I genitori l’hanno chiamato Marcus in onore di Garvey, scrittore e sindacalista giamaicano, una vita di battaglie in piazza per difendere i diritti degli afroamericani: un particolare che suo padre Lilian e sua mamma Sandra raccontano con orgoglio. Thuram junior si è rivelato l’idea geniale dell’Inter: è arrivato gratis dal Borussia Mönchengladbach, ha firmato un contratto da sei milioni netti, una cifra che corrisponde al 65% in meno di quanto la famiglia Zhang spendeva per gli ingaggi di Lukaku e Dzeko, spariti presto nei pensieri dei dirigenti e dei tifosi come disegni sulla sabbia. È diventato il gemello perfetto di Lautaro: questione di chimica. Se Kvara si era dimostrato il socio ideale di Osimhen, l’intuizione meravigliosa del Napoli campione d’Italia, il francese è stato l’affare low-cost di un mercato intelligente, dove la competenza a volte può piegare l’onda di chi ha tanti soldi. Quattordici gol tra campionato e coppe: da poster quello di ieri sera nel derby. Dodici assist. Ricchezza di contenuti e modernità.
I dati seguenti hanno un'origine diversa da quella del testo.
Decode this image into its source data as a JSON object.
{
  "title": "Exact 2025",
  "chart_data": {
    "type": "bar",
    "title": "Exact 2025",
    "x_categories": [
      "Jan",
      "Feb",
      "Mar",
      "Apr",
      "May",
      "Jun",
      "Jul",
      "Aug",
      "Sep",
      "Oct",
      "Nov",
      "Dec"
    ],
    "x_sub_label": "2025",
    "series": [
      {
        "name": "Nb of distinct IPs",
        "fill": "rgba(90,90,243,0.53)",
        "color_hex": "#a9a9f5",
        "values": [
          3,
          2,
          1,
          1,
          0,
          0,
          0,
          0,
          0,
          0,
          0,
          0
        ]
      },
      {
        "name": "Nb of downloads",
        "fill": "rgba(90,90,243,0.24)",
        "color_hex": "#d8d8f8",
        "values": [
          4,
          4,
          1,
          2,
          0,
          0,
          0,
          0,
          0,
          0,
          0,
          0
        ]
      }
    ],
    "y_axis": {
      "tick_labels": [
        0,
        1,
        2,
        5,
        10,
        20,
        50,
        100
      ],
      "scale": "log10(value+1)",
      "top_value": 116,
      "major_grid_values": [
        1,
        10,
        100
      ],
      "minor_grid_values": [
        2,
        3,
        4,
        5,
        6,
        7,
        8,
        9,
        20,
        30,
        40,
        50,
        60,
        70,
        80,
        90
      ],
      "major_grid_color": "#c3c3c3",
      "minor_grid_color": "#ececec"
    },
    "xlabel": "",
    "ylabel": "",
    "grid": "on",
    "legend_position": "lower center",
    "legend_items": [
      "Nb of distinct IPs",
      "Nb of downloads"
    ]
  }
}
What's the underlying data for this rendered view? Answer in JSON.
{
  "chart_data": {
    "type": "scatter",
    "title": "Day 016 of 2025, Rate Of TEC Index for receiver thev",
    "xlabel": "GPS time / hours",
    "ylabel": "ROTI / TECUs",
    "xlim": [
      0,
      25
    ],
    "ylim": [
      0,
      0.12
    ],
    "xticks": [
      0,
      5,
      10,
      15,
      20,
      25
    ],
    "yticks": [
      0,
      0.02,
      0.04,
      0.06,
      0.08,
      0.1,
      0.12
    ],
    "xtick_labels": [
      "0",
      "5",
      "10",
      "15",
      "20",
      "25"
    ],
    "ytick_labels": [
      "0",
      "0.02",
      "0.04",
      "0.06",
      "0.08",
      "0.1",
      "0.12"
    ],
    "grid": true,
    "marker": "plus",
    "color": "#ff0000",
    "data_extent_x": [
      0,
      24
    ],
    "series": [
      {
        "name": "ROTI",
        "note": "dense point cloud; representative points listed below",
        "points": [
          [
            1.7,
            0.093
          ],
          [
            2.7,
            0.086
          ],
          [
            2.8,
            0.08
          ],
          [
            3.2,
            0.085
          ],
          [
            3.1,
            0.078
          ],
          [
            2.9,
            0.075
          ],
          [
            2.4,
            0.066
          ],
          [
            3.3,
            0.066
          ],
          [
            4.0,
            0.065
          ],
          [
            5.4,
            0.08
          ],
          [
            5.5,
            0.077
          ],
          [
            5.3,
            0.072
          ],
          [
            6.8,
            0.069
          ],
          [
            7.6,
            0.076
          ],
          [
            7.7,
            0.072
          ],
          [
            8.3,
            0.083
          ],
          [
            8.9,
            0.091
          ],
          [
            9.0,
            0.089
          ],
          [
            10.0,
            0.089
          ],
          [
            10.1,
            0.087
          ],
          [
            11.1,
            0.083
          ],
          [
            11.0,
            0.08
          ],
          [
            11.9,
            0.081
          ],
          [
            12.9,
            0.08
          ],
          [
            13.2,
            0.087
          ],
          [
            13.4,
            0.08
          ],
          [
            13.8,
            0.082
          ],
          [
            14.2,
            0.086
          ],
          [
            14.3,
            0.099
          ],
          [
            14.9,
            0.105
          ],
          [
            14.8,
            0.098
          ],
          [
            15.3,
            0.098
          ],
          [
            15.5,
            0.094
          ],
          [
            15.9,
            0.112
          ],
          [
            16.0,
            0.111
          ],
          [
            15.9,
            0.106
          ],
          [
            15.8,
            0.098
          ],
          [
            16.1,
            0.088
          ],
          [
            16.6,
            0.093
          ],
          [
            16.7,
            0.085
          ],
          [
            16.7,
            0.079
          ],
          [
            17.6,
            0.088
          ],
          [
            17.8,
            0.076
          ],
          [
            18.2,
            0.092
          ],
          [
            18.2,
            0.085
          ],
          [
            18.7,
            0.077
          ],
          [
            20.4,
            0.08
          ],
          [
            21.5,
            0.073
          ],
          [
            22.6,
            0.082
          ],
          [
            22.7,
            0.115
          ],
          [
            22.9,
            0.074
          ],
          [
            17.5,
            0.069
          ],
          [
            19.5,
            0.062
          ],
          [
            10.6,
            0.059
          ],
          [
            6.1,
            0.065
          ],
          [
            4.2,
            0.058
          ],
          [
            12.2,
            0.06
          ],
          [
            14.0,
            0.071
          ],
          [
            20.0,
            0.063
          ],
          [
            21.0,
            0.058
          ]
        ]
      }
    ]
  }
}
Milano nel destino di Thuram
Lo aspettavano, un anno fa, negli uffici del Milan. Ha preferito un altro indirizzo: viale della Liberazione, zona Porta Nuova, la casa dell’Inter. Empatia e istinto hanno pesato più della proposta economica. Una scelta determinata anche dalla decisione parallela di Gerry Cardinale di separarsi da Paolo Maldini, il primo a chiamare Thuram. San Siro era nel suo destino, comunque. Il 21 ottobre del 2020 era sceso dal pullman del Borussia, nel parcheggio dello stadio, in attesa di sfidare l’Inter di Conte nella fase a gironi di Champions. Indossava la tuta del club tedesco e portava la mascherina, che era obbligatoria a causa della pandemia. Mentre si stava dirigendo verso lo spogliatoio, Marcus fu fermato da uno steward dell’Uefa che gli chiese di mostrargli un documento. Due minuti infiniti, perché il passaporto non era nello zainetto. Lo aveva dimenticato in albergo. La soluzione? Farsi riconoscere attraverso la foto del suo profilo su Wikipedia. Una scena finita nel suo diario di Instagram. E la partita? Un pareggio: 2-2, doppietta di Lukaku e gol di Bensebaini e Hofmann.
La famiglia
Da suo padre, un modello di stile e saggezza, ha ereditato il fascino della normalità, il gusto di vivere tra la gente, senza barriere e comportamenti da divo. A Milano va a fare la spesa al supermercato. È impegnato nel sociale. Il calcio di strada, “football de rue”, è il gancio che unisce epoche e generazioni. Ha trascorso qualche pomeriggio sui campi dell’Unione Sportiva “Triestina 1946”, in via Fleming. È sbucato a sorpresa dallo sportello scorrevole di un furgone, ha regalato maglie e palloni, si è fermato a giocare con i ragazzi. Ha sposato una serie di progetti dell’associazione Kayros, fondata a Lambrate da don Claudio Burgio: una comunità di accoglienza per minori. Un cognome impegnativo e la capacità di non farsi mai schiacciare dai paragoni, che sono il morbillo del suo ambiente. Lilian guida una Fondazione. Diritti, immigrazione e razzismo. È ambasciatore dell’Unicef. Ha scritto tre libri: “Il pensiero bianco”, “Le mie stelle nere, da Lucy a Barack Obama” e “Per l’uguaglianza”. Da magnifico difensore a intellettuale. Marcus, chiamato Tikus, ha un fratello: Khéphren, mezzala del Nizza di Farioli. Il suo idolo era Ronaldo. Prima di vincere lo scudetto e la Supercoppa con l’Inter aveva conquistato solo un titolo Europeo con la Francia Under 19, in compagnia di Kylian Mbappé e dell’allenatore Ludovic Batelli. Era il 24 luglio del 2016: 4-0 all’Italia di Barella e Dimarco, che adesso si fanno i selfie con lui durante festa per la seconda stella.
Thuram, le origini e i complimenti
È nato in una clinica di Parma. Una carriera cominciata nell’Olympique de Neuilly e nel Boulogne-Billancourt. Ai tifosi del Borussia ha lasciato 34 gol e un video che aiuta a comprendere la sua maturità: «Quattro anni fa mi conoscevate per il mio cognome. Grazie per avermi permesso di allargare i confini dei miei sogni». Nell’Inter il complimento più bello l’ha ricevuto da Massimo Moratti: «Intelligenza e qualità, ci ha subito affascinato». Come una medaglia.